Thursday, February 16, 2006

Code4lib

Warning, to those of you not librarians, this has a lot of library stuff.

For the past couple of days I have been hitting the Code4lib conference here at OSU. It was a pretty big deal with people from all over the country, Canada, and Europe. A lot of it was about programing and the plumbing that works behind the stuff that I normally see so, much of it went over my head. But it is good to hear about this stuff because it begins to make sense after a while. The keynote was from a group from Georgia who are developing an open source Integrated Library System (ILS) for the public libraries there. It looked pretty nice. They were not getting the service they wanted from their vendor and they didn't think the system could scale up to the size of the database they hoped to create. The system would be mounted on one server system and would manage centrally around 8 million records. It made me think about the QuadLinc system. There aren't that many systems around the country that run like that. The speakers talked about how they sold it to the Georgia legislature by emphasizing how having a central sytem saves all the local libraries so much money. I certainly knew what they were talking about. The QuadLinc system really saved St. Ambrose a lot of money. It is hard to convince others how well it can work. I also wondered how well the QuadLinc software would scale up when they expand across northern Illinois.

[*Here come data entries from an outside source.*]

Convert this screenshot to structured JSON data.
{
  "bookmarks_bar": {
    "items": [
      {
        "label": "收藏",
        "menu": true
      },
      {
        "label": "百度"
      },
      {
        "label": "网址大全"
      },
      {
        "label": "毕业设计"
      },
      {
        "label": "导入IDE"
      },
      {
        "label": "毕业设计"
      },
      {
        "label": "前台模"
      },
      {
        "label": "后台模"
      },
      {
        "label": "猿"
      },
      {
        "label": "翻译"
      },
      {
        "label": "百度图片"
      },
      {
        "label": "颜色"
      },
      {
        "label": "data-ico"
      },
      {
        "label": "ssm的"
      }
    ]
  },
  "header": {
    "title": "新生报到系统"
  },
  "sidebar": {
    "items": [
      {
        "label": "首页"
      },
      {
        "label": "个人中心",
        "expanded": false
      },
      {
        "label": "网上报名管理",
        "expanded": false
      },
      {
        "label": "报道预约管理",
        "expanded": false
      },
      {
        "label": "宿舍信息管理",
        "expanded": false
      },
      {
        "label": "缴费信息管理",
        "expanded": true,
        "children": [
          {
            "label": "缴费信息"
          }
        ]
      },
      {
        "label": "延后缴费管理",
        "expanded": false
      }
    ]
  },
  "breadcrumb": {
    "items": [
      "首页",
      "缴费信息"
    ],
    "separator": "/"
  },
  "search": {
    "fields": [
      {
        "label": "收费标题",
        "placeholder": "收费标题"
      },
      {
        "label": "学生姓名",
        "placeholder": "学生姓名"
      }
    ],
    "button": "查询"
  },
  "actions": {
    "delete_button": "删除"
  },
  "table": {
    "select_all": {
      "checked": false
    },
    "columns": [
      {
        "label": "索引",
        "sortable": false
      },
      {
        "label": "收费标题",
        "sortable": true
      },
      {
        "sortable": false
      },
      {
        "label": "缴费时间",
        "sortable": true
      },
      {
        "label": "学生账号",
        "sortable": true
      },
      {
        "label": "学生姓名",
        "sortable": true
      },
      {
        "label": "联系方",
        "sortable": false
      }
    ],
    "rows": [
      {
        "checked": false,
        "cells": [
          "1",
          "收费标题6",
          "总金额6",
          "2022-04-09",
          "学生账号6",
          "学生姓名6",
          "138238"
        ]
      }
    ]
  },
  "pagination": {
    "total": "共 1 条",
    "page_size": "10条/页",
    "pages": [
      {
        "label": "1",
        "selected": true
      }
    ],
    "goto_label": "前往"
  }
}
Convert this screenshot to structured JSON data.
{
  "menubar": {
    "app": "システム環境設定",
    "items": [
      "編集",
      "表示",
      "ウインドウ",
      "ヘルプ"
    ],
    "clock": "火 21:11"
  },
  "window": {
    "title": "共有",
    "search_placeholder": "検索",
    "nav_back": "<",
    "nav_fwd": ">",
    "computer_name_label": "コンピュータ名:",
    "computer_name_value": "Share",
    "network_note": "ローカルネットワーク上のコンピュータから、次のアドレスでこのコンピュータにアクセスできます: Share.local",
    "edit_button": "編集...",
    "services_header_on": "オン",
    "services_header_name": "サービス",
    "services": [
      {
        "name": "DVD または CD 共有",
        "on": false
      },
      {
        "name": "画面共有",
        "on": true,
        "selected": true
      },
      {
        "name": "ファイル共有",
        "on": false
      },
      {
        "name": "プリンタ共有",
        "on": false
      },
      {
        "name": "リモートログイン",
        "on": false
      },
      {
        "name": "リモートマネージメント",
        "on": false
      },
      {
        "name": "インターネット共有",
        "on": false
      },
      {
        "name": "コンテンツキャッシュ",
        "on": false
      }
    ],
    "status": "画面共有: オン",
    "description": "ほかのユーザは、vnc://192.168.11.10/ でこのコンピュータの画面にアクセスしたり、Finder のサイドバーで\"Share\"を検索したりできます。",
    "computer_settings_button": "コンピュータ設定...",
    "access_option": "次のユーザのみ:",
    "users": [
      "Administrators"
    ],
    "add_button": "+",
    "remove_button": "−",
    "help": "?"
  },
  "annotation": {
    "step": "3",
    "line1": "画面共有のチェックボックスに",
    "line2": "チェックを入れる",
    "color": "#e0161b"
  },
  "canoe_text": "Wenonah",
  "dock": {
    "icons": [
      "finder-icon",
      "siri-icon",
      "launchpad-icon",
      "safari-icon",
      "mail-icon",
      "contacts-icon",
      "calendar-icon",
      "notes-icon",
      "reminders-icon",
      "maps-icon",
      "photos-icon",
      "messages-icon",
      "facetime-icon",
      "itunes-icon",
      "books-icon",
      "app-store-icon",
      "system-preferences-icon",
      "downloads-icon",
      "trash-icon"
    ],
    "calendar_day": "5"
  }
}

What I really wonder about is how I am starting to hear about people making big changes to the online system catalogs. First there was the recent buzz about the North Carolina State University home grown catalog. Now this "Evergreen" system and the group catalogs that OCLC is doing around the country. I think that more and more people are going to be producing systems like I saw at Universitat Freiburg. There they had three separate systems that each were designed specifically for their function but would talk together. It seemed to solve the problem where the commercial ILS's try to do so much and library staff have to put up with compromises. There are probably others who are developing homegrown systems. Its kind of funny that originally libraries designed there own systems, like Ohio, Illinois, and California. Then the commercial vendors created systems that could do more and had all the bells and whistles. Now we may be seeing new technology enabling libraries to solve their own problems again.

The conference was very successful. Jeremy Frumkin from the OSU Libraries put it together.